Le ministre Jean-François Roberge réforme le Protecteur de l’élève et étend ce mécanisme de traitement des plaintes aux écoles privées.

Ce « médiateur » de l’éducation nationale sera désormais nommé par le gouvernement, en vertu du projet de loi 9 déposé mardi à l’Assemblée nationale. De son côté, le ministre de l’Éducation désignera un protecteur des élèves pour chaque région.

À l’heure actuelle, ce sont les centres de services scolaires qui nomment leur défenseur des élèves, une situation vivement critiquée par le Protecteur du citoyen dans le passé.

« (À l’heure actuelle) il existe un lien direct entre la personne qui nomme le représentant étudiant et la personne que le représentant étudiant pourrait critiquer ou blâmer dans une recommandation. Là, on vient rompre ce lien », précise Jean-François Roberge, dans un bref entretien avec notre Bureau parlementaire.

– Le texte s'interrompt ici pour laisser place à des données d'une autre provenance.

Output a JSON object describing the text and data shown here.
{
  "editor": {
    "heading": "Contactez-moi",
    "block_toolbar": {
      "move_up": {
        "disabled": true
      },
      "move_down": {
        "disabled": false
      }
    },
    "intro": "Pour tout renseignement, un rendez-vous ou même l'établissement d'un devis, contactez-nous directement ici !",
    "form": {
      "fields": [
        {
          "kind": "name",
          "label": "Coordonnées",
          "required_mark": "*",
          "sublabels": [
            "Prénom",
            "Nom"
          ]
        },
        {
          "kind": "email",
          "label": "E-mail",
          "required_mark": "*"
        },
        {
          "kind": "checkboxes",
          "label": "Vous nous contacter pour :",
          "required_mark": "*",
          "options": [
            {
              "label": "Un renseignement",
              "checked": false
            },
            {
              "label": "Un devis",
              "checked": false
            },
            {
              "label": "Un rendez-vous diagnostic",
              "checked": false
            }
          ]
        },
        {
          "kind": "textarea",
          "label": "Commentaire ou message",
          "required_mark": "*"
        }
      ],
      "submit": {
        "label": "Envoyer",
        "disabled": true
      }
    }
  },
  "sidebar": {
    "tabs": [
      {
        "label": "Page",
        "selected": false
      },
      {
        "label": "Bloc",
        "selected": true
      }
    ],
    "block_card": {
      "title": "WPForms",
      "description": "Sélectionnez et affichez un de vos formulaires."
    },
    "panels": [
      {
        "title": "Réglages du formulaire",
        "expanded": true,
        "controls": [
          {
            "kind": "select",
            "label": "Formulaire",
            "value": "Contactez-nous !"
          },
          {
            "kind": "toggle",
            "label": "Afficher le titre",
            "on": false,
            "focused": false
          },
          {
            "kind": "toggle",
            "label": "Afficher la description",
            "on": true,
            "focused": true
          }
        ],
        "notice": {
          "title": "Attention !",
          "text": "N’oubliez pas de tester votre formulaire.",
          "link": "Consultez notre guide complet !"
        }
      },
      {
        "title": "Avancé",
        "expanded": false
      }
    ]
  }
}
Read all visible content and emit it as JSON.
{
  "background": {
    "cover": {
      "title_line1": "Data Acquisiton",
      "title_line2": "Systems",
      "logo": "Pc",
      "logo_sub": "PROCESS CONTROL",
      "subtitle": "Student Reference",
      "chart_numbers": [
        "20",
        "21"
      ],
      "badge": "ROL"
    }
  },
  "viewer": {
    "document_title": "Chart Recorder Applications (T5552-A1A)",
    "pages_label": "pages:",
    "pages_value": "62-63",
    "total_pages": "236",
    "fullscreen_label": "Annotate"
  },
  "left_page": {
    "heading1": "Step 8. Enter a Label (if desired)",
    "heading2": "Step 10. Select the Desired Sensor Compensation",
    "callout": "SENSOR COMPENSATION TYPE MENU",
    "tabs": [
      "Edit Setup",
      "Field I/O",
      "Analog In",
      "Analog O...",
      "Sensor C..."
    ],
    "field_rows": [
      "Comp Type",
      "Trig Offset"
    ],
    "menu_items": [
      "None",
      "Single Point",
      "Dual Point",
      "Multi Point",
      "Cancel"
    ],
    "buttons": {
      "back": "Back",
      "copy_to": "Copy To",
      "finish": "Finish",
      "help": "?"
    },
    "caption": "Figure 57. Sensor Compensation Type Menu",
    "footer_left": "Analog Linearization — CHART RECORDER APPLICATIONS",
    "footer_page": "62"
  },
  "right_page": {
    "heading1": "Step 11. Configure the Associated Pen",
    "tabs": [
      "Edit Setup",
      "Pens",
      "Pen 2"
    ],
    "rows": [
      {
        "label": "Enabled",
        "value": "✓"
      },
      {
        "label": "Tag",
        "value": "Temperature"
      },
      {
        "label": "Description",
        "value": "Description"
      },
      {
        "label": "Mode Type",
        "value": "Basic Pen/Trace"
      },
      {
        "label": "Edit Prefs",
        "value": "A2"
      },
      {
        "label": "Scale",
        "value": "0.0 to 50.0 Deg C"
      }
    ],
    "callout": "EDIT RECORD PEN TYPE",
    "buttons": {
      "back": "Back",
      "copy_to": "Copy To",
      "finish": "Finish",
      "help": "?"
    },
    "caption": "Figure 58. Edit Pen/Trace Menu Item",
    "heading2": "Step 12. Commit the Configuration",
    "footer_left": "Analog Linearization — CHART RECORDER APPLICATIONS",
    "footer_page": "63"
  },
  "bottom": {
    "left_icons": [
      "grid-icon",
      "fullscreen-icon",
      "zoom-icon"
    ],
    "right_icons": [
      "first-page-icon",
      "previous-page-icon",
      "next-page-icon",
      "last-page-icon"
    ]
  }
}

La structure actuelle ne donne pas une idée du nombre de plaintes déposées par des parents insatisfaits de la façon dont un établissement a traité leur enfant.

Le ministre promet que le nouveau système sera plus transparent à cet égard, ainsi que sur la nature des plaintes reçues.

Bien entendu, les défenseurs des élèves n’auront pas de pouvoir coercitif sur les écoles ou les centres de services scolaires. Mais comme c’est le cas pour le vérificateur général ou l’ombudsman, leurs recommandations auront un impact.

« Ils ont une telle légitimité et crédibilité que très souvent les organismes visés par les recommandations suivent les recommandations. Personne ne veut se faire prendre par l’ombudsman ou le vérificateur général. Il en sera de même avec les protecteurs des étudiants qui auront toute la légitimité et la confiance du peuple », insiste M. Roberge.

Rappelons que la réforme du Protecteur de l’élève était un engagement électoral de la CAQ.